June 07, 2005

'Parineeta' could rekindle soft, nostalgic feelings...

By Subhash K. Jha, IANS

imageMumbai, June 7 (IANS) It had to happen. Neo-realism in Bollywood cinema during the last fortnight had to give way to a soft-focussed literary endeavour like "Parineeta" that releases this week.

The film is the first literary classic to hit the screen since Saratchandra Chatterjee's "Devdas" and Amrita Pritam's "Pinjar". It's also interesting to see Vidhu Vinod Chopra pitching in for a Saratchandra adaptation after his erstwhile assistant Sanjay Leela Bhansali has carried the author's vision to the pinnacle of celluloid glamour in "Devdas".

"Parineeta" is a far less lavish work of Saratchandra. He has been repeatedly brought to the screen by filmmakers as diverse in their vision and intention as Bimal Roy ("Devdas"), Basu Chatterjee ("Swami", "Apne Paraye") and Sanjay Leela Bhansali ("Devdas").

How far would debutant director Pradeep Sarkar be able to carry forward the literary tradition of this Bengali prose maestro?

Sarkar's lack of experience as a feature filmmaker could be one of the major impediments to making this as successful an adaptation as Bimal Roy's version of "Parineeta" released in 1953.

Also, debutante Vidya Balan, though seeming not to lack in poise and old-world grace, might not be able to convey the tender nuances of her character who has to speak up about her love for her neighbour (Saif Ali Khan) before the stranger in their midst (Sanjay Dutt) sweeps her off her feet.

In the original, Meena Kumari was tender, fragile, vulnerable, emotional and malleable. Can Balan with her experience in modelling and ads go beyond flashing her teeth to communicate her character's coy conceits?

Can Pradeep Sarkar evoke nostalgia and romance from the novel, which was located in the early 20th century of Kolkata? This new version of "Parineeta" relocates the original plot into the 1960s probably to introduce that whole element of exaggerated glamour that comes with that period.

Another problem could be the two male leads.
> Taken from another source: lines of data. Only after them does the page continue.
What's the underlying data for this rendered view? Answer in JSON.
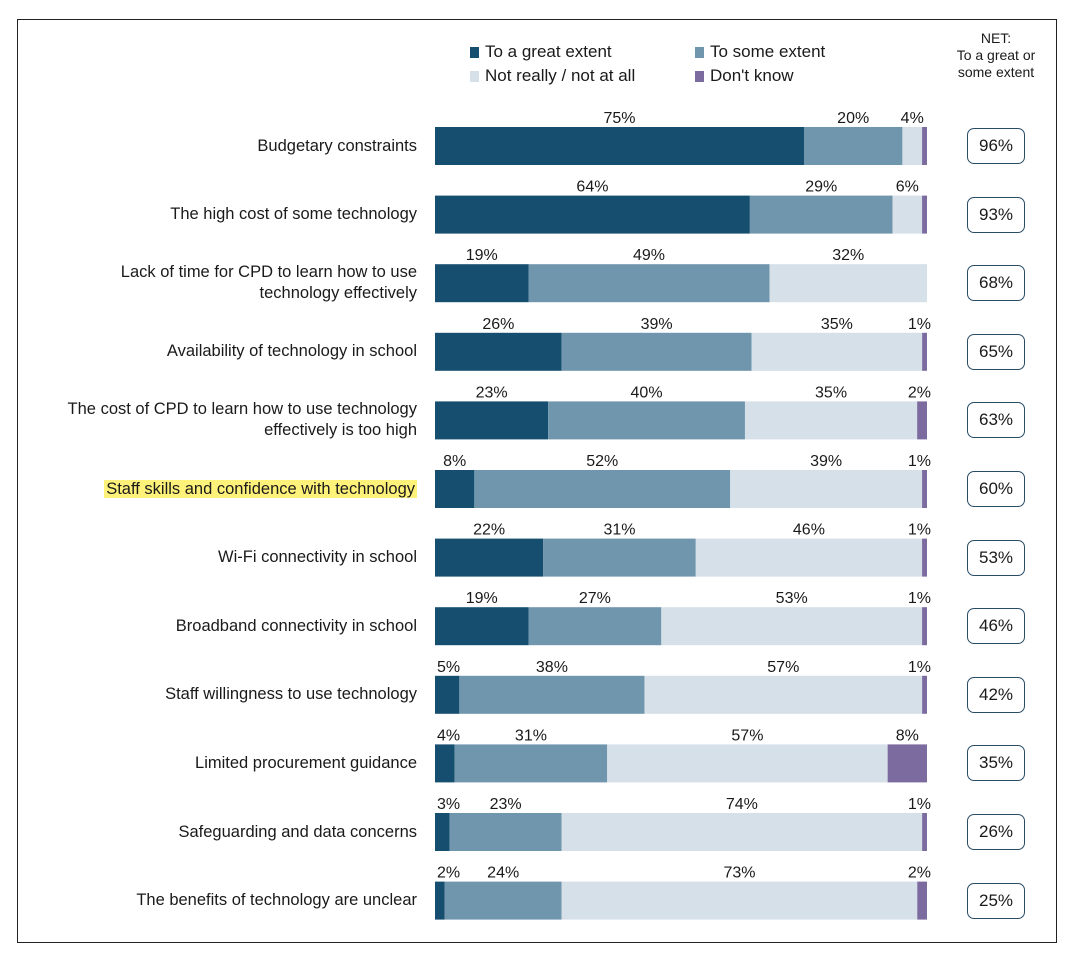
{
  "chart_data": {
    "type": "bar",
    "orientation": "horizontal",
    "stacked": true,
    "series": [
      {
        "name": "To a great extent",
        "color": "#164e6f"
      },
      {
        "name": "To some extent",
        "color": "#7096ad"
      },
      {
        "name": "Not really / not at all",
        "color": "#d5e0e9"
      },
      {
        "name": "Don't know",
        "color": "#7b6b9f"
      }
    ],
    "net_header": [
      "NET:",
      "To a great or",
      "some extent"
    ],
    "rows": [
      {
        "label": "Budgetary constraints",
        "values": [
          75,
          20,
          4,
          1
        ],
        "labels": [
          "75%",
          "20%",
          "4%",
          ""
        ],
        "net": "96%"
      },
      {
        "label": "The high cost of some technology",
        "values": [
          64,
          29,
          6,
          1
        ],
        "labels": [
          "64%",
          "29%",
          "6%",
          ""
        ],
        "net": "93%"
      },
      {
        "label": "Lack of time for CPD to learn how to use technology effectively",
        "label_lines": [
          "Lack of time for CPD to learn how to use",
          "technology effectively"
        ],
        "values": [
          19,
          49,
          32,
          0
        ],
        "labels": [
          "19%",
          "49%",
          "32%",
          ""
        ],
        "net": "68%"
      },
      {
        "label": "Availability of technology in school",
        "values": [
          26,
          39,
          35,
          1
        ],
        "labels": [
          "26%",
          "39%",
          "35%",
          "1%"
        ],
        "net": "65%"
      },
      {
        "label": "The cost of CPD to learn how to use technology effectively is too high",
        "label_lines": [
          "The cost of CPD to learn how to use technology",
          "effectively is too high"
        ],
        "values": [
          23,
          40,
          35,
          2
        ],
        "labels": [
          "23%",
          "40%",
          "35%",
          "2%"
        ],
        "net": "63%"
      },
      {
        "label": "Staff skills and confidence with technology",
        "highlight": true,
        "values": [
          8,
          52,
          39,
          1
        ],
        "labels": [
          "8%",
          "52%",
          "39%",
          "1%"
        ],
        "net": "60%"
      },
      {
        "label": "Wi-Fi connectivity in school",
        "values": [
          22,
          31,
          46,
          1
        ],
        "labels": [
          "22%",
          "31%",
          "46%",
          "1%"
        ],
        "net": "53%"
      },
      {
        "label": "Broadband connectivity in school",
        "values": [
          19,
          27,
          53,
          1
        ],
        "labels": [
          "19%",
          "27%",
          "53%",
          "1%"
        ],
        "net": "46%"
      },
      {
        "label": "Staff willingness to use technology",
        "values": [
          5,
          38,
          57,
          1
        ],
        "labels": [
          "5%",
          "38%",
          "57%",
          "1%"
        ],
        "net": "42%"
      },
      {
        "label": "Limited procurement guidance",
        "values": [
          4,
          31,
          57,
          8
        ],
        "labels": [
          "4%",
          "31%",
          "57%",
          "8%"
        ],
        "net": "35%"
      },
      {
        "label": "Safeguarding and data concerns",
        "values": [
          3,
          23,
          74,
          1
        ],
        "labels": [
          "3%",
          "23%",
          "74%",
          "1%"
        ],
        "net": "26%"
      },
      {
        "label": "The benefits of technology are unclear",
        "values": [
          2,
          24,
          73,
          2
        ],
        "labels": [
          "2%",
          "24%",
          "73%",
          "2%"
        ],
        "net": "25%"
      }
    ]
  }
}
Sanjay Dutt and Saif Ali Khan are extremely contemporary in their bearing and speech. Would they be able to resemble the "bhadra lok" (genteel folk) of the 1960s?

One had felt the same dread about the cast when Bhansali came with "Devdas". People wondered if Shah Rukh Khan would look traditional enough to pass off as Saratchandra's self-absorbed self-destructive alcoholic hero. But it was a huge hit.

Perhaps it's a fatal mistake to undermine our matinee idols' ability to reinvent themselves. Didn't Sunny Deol slip into the traumatic partition saga in Anil Sharma's "Gadar: Ek Prem Katha"?

Admittedly, Sanjay and Saif have never done a period film. Producer Vidhu Vinod Chopra is no stranger to period pieces. He made "1942: A Love Story", where the still-boyish Anil Kapoor wooed the porcelain pretty Manisha Koirala at a time when India had gone into the flames of anti-colonial rule.

Can Vidya Balan encore Manisha Koirala's exquisite charms?

The music by Shantanu Moitra hasn't regaled listeners. But after two hugely contemporary fables "Bunty Aur Babli" and "D" in the theatres in two weeks, the audience is looking at a life and a time when dusty roads and grimy faces were a distant nightmare.

And life was about picking the right partners instead of shooting down your enemies.